I’ve discovered another compelling reason to visit this central Victorian city. The region is so rich with volcanic soil that it produces abundant excellent produce and wine. The surrounding area is bursting with cheesemakers, sheep and cattle farms, olive groves, truffières and, of course, vineyards, predominantly employing sustainable growing methods.

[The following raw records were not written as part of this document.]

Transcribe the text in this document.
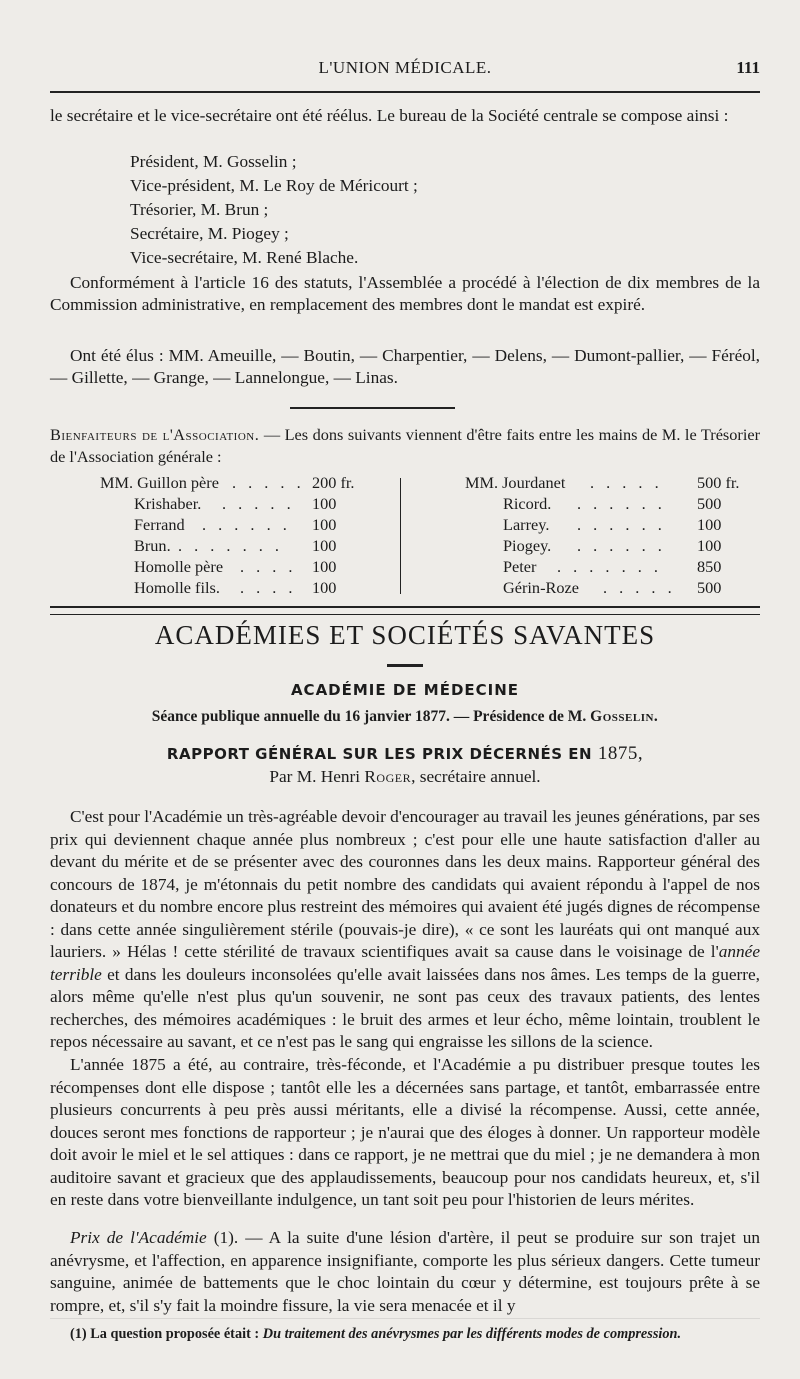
L'UNION MÉDICALE.	111
le secrétaire et le vice-secrétaire ont été réélus. Le bureau de la Société centrale se compose ainsi :
Président, M. Gosselin ;
Vice-président, M. Le Roy de Méricourt ;
Trésorier, M. Brun ;
Secrétaire, M. Piogey ;
Vice-secrétaire, M. René Blache.
Conformément à l'article 16 des statuts, l'Assemblée a procédé à l'élection de dix membres de la Commission administrative, en remplacement des membres dont le mandat est expiré.
Ont été élus : MM. Ameuille, — Boutin, — Charpentier, — Delens, — Dumont-pallier, — Féréol, — Gillette, — Grange, — Lannelongue, — Linas.
Bienfaiteurs de l'Association. — Les dons suivants viennent d'être faits entre les mains de M. le Trésorier de l'Association générale :
MM. Guillon père . . . . . 200 fr.
Krishaber. . . . . . 100
Ferrand . . . . . . 100
Brun. . . . . . . . 100
Homolle père . . . . 100
Homolle fils. . . . . 100
MM. Jourdanet . . . . . 500 fr.
Ricord. . . . . . . 500
Larrey. . . . . . . 100
Piogey. . . . . . . 100
Peter . . . . . . . 850
Gérin-Roze . . . . . 500
ACADÉMIES ET SOCIÉTÉS SAVANTES
ACADÉMIE DE MÉDECINE
Séance publique annuelle du 16 janvier 1877. — Présidence de M. Gosselin.
RAPPORT GÉNÉRAL SUR LES PRIX DÉCERNÉS EN 1875,
Par M. Henri Roger, secrétaire annuel.
C'est pour l'Académie un très-agréable devoir d'encourager au travail les jeunes générations, par ses prix qui deviennent chaque année plus nombreux ; c'est pour elle une haute satisfaction d'aller au devant du mérite et de se présenter avec des couronnes dans les deux mains. Rapporteur général des concours de 1874, je m'étonnais du petit nombre des candidats qui avaient répondu à l'appel de nos donateurs et du nombre encore plus restreint des mémoires qui avaient été jugés dignes de récompense : dans cette année singulièrement stérile (pouvais-je dire), « ce sont les lauréats qui ont manqué aux lauriers. » Hélas ! cette stérilité de travaux scientifiques avait sa cause dans le voisinage de l'année terrible et dans les douleurs inconsolées qu'elle avait laissées dans nos âmes. Les temps de la guerre, alors même qu'elle n'est plus qu'un souvenir, ne sont pas ceux des travaux patients, des lentes recherches, des mémoires académiques : le bruit des armes et leur écho, même lointain, troublent le repos nécessaire au savant, et ce n'est pas le sang qui engraisse les sillons de la science.
L'année 1875 a été, au contraire, très-féconde, et l'Académie a pu distribuer presque toutes les récompenses dont elle dispose ; tantôt elle les a décernées sans partage, et tantôt, embarrassée entre plusieurs concurrents à peu près aussi méritants, elle a divisé la récompense. Aussi, cette année, douces seront mes fonctions de rapporteur ; je n'aurai que des éloges à donner. Un rapporteur modèle doit avoir le miel et le sel attiques : dans ce rapport, je ne mettrai que du miel ; je ne demandera à mon auditoire savant et gracieux que des applaudissements, beaucoup pour nos candidats heureux, et, s'il en reste dans votre bienveillante indulgence, un tant soit peu pour l'historien de leurs mérites.
Prix de l'Académie (1). — A la suite d'une lésion d'artère, il peut se produire sur son trajet un anévrysme, et l'affection, en apparence insignifiante, comporte les plus sérieux dangers. Cette tumeur sanguine, animée de battements que le choc lointain du cœur y détermine, est toujours prête à se rompre, et, s'il s'y fait la moindre fissure, la vie sera menacée et il y
(1) La question proposée était : Du traitement des anévrysmes par les différents modes de compression.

What impressed me most about the region is its true feeling of community. On a recent visit with a friend, every operator I spoke with recommended the next one. There’s a collective attitude that a rising tide lifts all boats in Ballarat. When we visit the Market Hotel in the industrial suburb of Delacombe for an afternoon drink, the pub’s owner encourages us to head out to Buninyong to check out the newly reopened Buninyong Hotel. There, the publican Simon Coghlan tells us to enjoy our dinner when we leave his booked-out pub dining room and head across the road to The Shared Table. Chef and owner, Dianne Ray, visits us at the table and tells us how she started the local farmers’ market before this venture and was inspired to showcase the range of amazing fresh produce the locals had to offer via her menu.
I order a Bended Knee chardonnay and the waitress praises my choice; it’s made in Buninyong and the winemaker is sharing a meal with friends at the next table. When the waitress slides a plate of baked green-lipped mussels before us, we are delighted by the freshness of the locally made butter dotted on top of the crumbed shellfish. The sweet, rich lamb falls off the rib bone. The calamari is salty and flavoured with cumin, Moroccan-style. Every bite in Ballarat is a reminder of the rich volcanic soil that surrounds the city.

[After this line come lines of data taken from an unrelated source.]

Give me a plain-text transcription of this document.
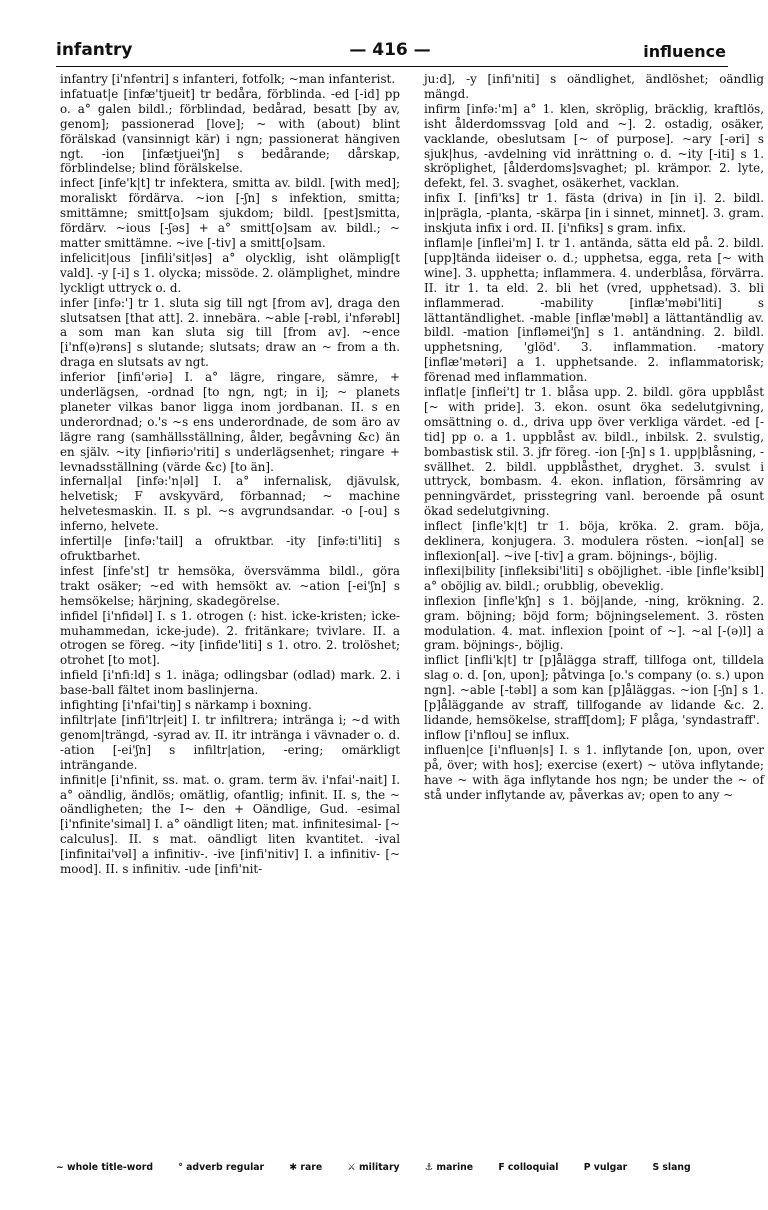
infantry	— 416 —	influence

infantry [i'nfəntri] s infanteri, fotfolk; ~man infanterist.

infatuat|e [infæ'tjueit] tr bedåra, förblinda. -ed [-id] pp o. a° galen bildl.; förblindad, bedårad, besatt [by av, genom]; passionerad [love]; ~ with (about) blint förälskad (vansinnigt kär) i ngn; passionerat hängiven ngt. -ion [infætjuei'ʃn] s bedårande; dårskap, förblindelse; blind förälskelse.

infect [infe'k|t] tr infektera, smitta av. bildl. [with med]; moraliskt fördärva. ~ion [-ʃn] s infektion, smitta; smittämne; smitt[o]sam sjukdom; bildl. [pest]smitta, fördärv. ~ious [-ʃəs] + a° smitt[o]sam av. bildl.; ~ matter smittämne. ~ive [-tiv] a smitt[o]sam.

infelicit|ous [infili'sit|əs] a° olycklig, isht olämplig[t vald]. -y [-i] s 1. olycka; missöde. 2. olämplighet, mindre lyckligt uttryck o. d.

infer [infə:'] tr 1. sluta sig till ngt [from av], draga den slutsatsen [that att]. 2. innebära. ~able [-rəbl, i'nfərəbl] a som man kan sluta sig till [from av]. ~ence [i'nf(ə)rəns] s slutande; slutsats; draw an ~ from a th. draga en slutsats av ngt.

inferior [infi'əriə] I. a° lägre, ringare, sämre, + underlägsen, -ordnad [to ngn, ngt; in i]; ~ planets planeter vilkas banor ligga inom jordbanan. II. s en underordnad; o.'s ~s ens underordnade, de som äro av lägre rang (samhällsställning, ålder, begåvning &c) än en själv. ~ity [infiəriɔ'riti] s underlägsenhet; ringare + levnadsställning (värde &c) [to än].

infernal|al [infə:'n|əl] I. a° infernalisk, djävulsk, helvetisk; F avskyvärd, förbannad; ~ machine helvetesmaskin. II. s pl. ~s avgrundsandar. -o [-ou] s inferno, helvete.

infertil|e [infə:'tail] a ofruktbar. -ity [infə:ti'liti] s ofruktbarhet.

infest [infe'st] tr hemsöka, översvämma bildl., göra trakt osäker; ~ed with hemsökt av. ~ation [-ei'ʃn] s hemsökelse; härjning, skadegörelse.

infidel [i'nfidəl] I. s 1. otrogen (: hist. icke-kristen; icke-muhammedan, icke-jude). 2. fritänkare; tvivlare. II. a otrogen se föreg. ~ity [infide'liti] s 1. otro. 2. trolöshet; otrohet [to mot].

infield [i'nfi:ld] s 1. inäga; odlingsbar (odlad) mark. 2. i base-ball fältet inom baslinjerna.

infighting [i'nfai'tiŋ] s närkamp i boxning.

infiltr|ate [infi'ltr|eit] I. tr infiltrera; intränga i; ~d with genom|trängd, -syrad av. II. itr intränga i vävnader o. d. -ation [-ei'ʃn] s infiltr|ation, -ering; omärkligt inträngande.

infinit|e [i'nfinit, ss. mat. o. gram. term äv. i'nfai'-nait] I. a° oändlig, ändlös; omätlig, ofantlig; infinit. II. s, the ~ oändligheten; the I~ den + Oändlige, Gud. -esimal [i'nfinite'simal] I. a° oändligt liten; mat. infinitesimal- [~ calculus]. II. s mat. oändligt liten kvantitet. -ival [infinitai'vəl] a infinitiv-. -ive [infi'nitiv] I. a infinitiv- [~ mood]. II. s infinitiv. -ude [infi'nit-

ju:d], -y [infi'niti] s oändlighet, ändlöshet; oändlig mängd.

infirm [infə:'m] a° 1. klen, skröplig, bräcklig, kraftlös, isht ålderdomssvag [old and ~]. 2. ostadig, osäker, vacklande, obeslutsam [~ of purpose]. ~ary [-əri] s sjuk|hus, -avdelning vid inrättning o. d. ~ity [-iti] s 1. skröplighet, [ålderdoms]svaghet; pl. krämpor. 2. lyte, defekt, fel. 3. svaghet, osäkerhet, vacklan.

infix I. [infi'ks] tr 1. fästa (driva) in [in i]. 2. bildl. in|prägla, -planta, -skärpa [in i sinnet, minnet]. 3. gram. inskjuta infix i ord. II. [i'nfiks] s gram. infix.

inflam|e [inflei'm] I. tr 1. antända, sätta eld på. 2. bildl. [upp]tända iideiser o. d.; upphetsa, egga, reta [~ with wine]. 3. upphetta; inflammera. 4. underblåsa, förvärra. II. itr 1. ta eld. 2. bli het (vred, upphetsad). 3. bli inflammerad. -mability [inflæ'məbi'liti] s lättantändlighet. -mable [inflæ'məbl] a lättantändlig av. bildl. -mation [infləmei'ʃn] s 1. antändning. 2. bildl. upphetsning, 'glöd'. 3. inflammation. -matory [inflæ'mətəri] a 1. upphetsande. 2. inflammatorisk; förenad med inflammation.

inflat|e [inflei't] tr 1. blåsa upp. 2. bildl. göra uppblåst [~ with pride]. 3. ekon. osunt öka sedelutgivning, omsättning o. d., driva upp över verkliga värdet. -ed [-tid] pp o. a 1. uppblåst av. bildl., inbilsk. 2. svulstig, bombastisk stil. 3. jfr föreg. -ion [-ʃn] s 1. upp|blåsning, -svällhet. 2. bildl. uppblåsthet, dryghet. 3. svulst i uttryck, bombasm. 4. ekon. inflation, försämring av penningvärdet, prisstegring vanl. beroende på osunt ökad sedelutgivning.

inflect [infle'k|t] tr 1. böja, kröka. 2. gram. böja, deklinera, konjugera. 3. modulera rösten. ~ion[al] se inflexion[al]. ~ive [-tiv] a gram. böjnings-, böjlig.

inflexi|bility [infleksibi'liti] s oböjlighet. -ible [infle'ksibl] a° oböjlig av. bildl.; orubblig, obeveklig.

inflexion [infle'kʃn] s 1. böj|ande, -ning, krökning. 2. gram. böjning; böjd form; böjningselement. 3. rösten modulation. 4. mat. inflexion [point of ~]. ~al [-(ə)l] a gram. böjnings-, böjlig.

inflict [infli'k|t] tr [p]ålägga straff, tillfoga ont, tilldela slag o. d. [on, upon]; påtvinga [o.'s company (o. s.) upon ngn]. ~able [-təbl] a som kan [p]åläggas. ~ion [-ʃn] s 1. [p]åläggande av straff, tillfogande av lidande &c. 2. lidande, hemsökelse, straff[dom]; F plåga, 'syndastraff'.

inflow [i'nflou] se influx.

influen|ce [i'nfluən|s] I. s 1. inflytande [on, upon, over på, över; with hos]; exercise (exert) ~ utöva inflytande; have ~ with äga inflytande hos ngn; be under the ~ of stå under inflytande av, påverkas av; open to any ~

~ whole title-word	° adverb regular	✱ rare	⚔ military	⚓ marine	F colloquial	P vulgar	S slang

At Black Cat Truffles the feast continues with a set menu stuffed with local produce, at Grainery Lane we indulge in cocktails made from gin distilled in Ballarat, and at Eastern Peake Vineyard a wine tasting reveals the range of mineral flavours that a well-planted vineyard can give rise to.
Once, visitors to Ballarat made a beeline for the museums, art galleries and Sovereign Hill to learn about the history of the gold rush. The modern flavours of Ballarat are telling a fresh story and old meets new in a brilliantly unexpected way. Dig a little deeper and you will discover that the gold you find is not in the ground, it’s in the experiences you have with those you love and whose company you enjoy.

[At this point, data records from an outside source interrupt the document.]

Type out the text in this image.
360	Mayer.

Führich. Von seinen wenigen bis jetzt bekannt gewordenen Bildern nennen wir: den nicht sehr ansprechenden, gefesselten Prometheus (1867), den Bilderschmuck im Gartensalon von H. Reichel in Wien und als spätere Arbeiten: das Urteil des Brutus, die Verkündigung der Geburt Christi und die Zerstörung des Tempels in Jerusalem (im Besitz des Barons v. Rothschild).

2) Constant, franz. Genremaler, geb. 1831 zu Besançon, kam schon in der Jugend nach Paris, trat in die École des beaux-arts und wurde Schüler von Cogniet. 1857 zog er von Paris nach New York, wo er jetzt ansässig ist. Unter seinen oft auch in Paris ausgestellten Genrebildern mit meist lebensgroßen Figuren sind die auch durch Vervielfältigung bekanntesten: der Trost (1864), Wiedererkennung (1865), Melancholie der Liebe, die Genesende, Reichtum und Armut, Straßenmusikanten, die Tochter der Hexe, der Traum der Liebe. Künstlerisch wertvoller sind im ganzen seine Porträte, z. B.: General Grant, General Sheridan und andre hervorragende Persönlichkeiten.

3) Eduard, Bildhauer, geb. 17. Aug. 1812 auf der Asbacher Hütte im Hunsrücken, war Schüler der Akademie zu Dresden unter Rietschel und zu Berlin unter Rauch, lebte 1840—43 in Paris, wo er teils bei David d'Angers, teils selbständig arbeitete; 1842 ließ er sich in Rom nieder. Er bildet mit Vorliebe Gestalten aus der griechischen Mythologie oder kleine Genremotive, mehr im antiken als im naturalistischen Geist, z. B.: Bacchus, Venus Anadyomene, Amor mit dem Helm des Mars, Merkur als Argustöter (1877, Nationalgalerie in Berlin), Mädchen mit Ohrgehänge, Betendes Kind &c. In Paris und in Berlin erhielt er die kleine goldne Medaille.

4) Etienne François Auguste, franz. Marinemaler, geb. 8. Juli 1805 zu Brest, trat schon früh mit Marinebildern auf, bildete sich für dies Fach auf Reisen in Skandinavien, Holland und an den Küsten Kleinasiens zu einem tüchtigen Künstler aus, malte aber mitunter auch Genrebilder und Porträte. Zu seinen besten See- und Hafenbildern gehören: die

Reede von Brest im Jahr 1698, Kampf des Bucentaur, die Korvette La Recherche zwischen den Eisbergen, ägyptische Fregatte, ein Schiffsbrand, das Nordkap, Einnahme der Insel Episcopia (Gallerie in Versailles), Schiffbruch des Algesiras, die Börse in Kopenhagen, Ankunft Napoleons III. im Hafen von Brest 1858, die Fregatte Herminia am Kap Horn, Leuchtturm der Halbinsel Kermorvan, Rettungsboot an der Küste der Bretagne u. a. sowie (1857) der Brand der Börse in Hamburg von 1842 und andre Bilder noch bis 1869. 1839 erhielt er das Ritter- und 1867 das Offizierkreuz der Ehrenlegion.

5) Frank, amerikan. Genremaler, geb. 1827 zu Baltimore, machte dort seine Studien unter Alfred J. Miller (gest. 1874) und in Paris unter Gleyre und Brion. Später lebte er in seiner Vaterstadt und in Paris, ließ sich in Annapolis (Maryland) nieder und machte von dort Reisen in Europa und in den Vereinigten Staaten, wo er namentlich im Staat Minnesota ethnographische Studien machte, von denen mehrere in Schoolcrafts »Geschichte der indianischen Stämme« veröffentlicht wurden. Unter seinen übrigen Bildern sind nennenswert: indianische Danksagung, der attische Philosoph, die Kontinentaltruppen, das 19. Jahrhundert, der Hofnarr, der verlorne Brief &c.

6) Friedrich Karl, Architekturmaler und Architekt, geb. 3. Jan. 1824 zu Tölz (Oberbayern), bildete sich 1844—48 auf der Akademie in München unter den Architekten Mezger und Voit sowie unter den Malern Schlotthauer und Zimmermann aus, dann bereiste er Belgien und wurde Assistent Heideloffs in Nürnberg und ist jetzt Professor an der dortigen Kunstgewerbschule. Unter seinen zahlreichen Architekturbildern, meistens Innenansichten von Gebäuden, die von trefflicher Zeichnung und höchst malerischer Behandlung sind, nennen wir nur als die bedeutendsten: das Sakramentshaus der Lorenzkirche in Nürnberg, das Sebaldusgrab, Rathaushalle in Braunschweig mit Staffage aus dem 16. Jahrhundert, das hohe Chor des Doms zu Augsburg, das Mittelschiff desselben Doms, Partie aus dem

How to get to Ballarat, Victoria
Ballarat is about an hour’s drive from Melbourne Airport. For those without a vehicle, V/Line Trains leave Melbourne’s Southern Cross Station hourly.
Where to stay in Ballarat, Victoria
Rooms at Hotel Vera are from $329 a night.
Travellers’ tips for visiting Ballarat, Victoria
Go behind the scenes by booking a tour at the Australian Centre for Gold Rush Collections at Sovereign Hill. Time a visit to Sovereign Hill for July 4-27 and you’ll see the historic streetscapes illuminated for the annual Winter Wonderlights festival. If you’re north of Ballarat and heading along the Sunraysia Highway, stop in for a glass of vino at Summerfield Winery.
The writer was a guest of Visit Ballarat.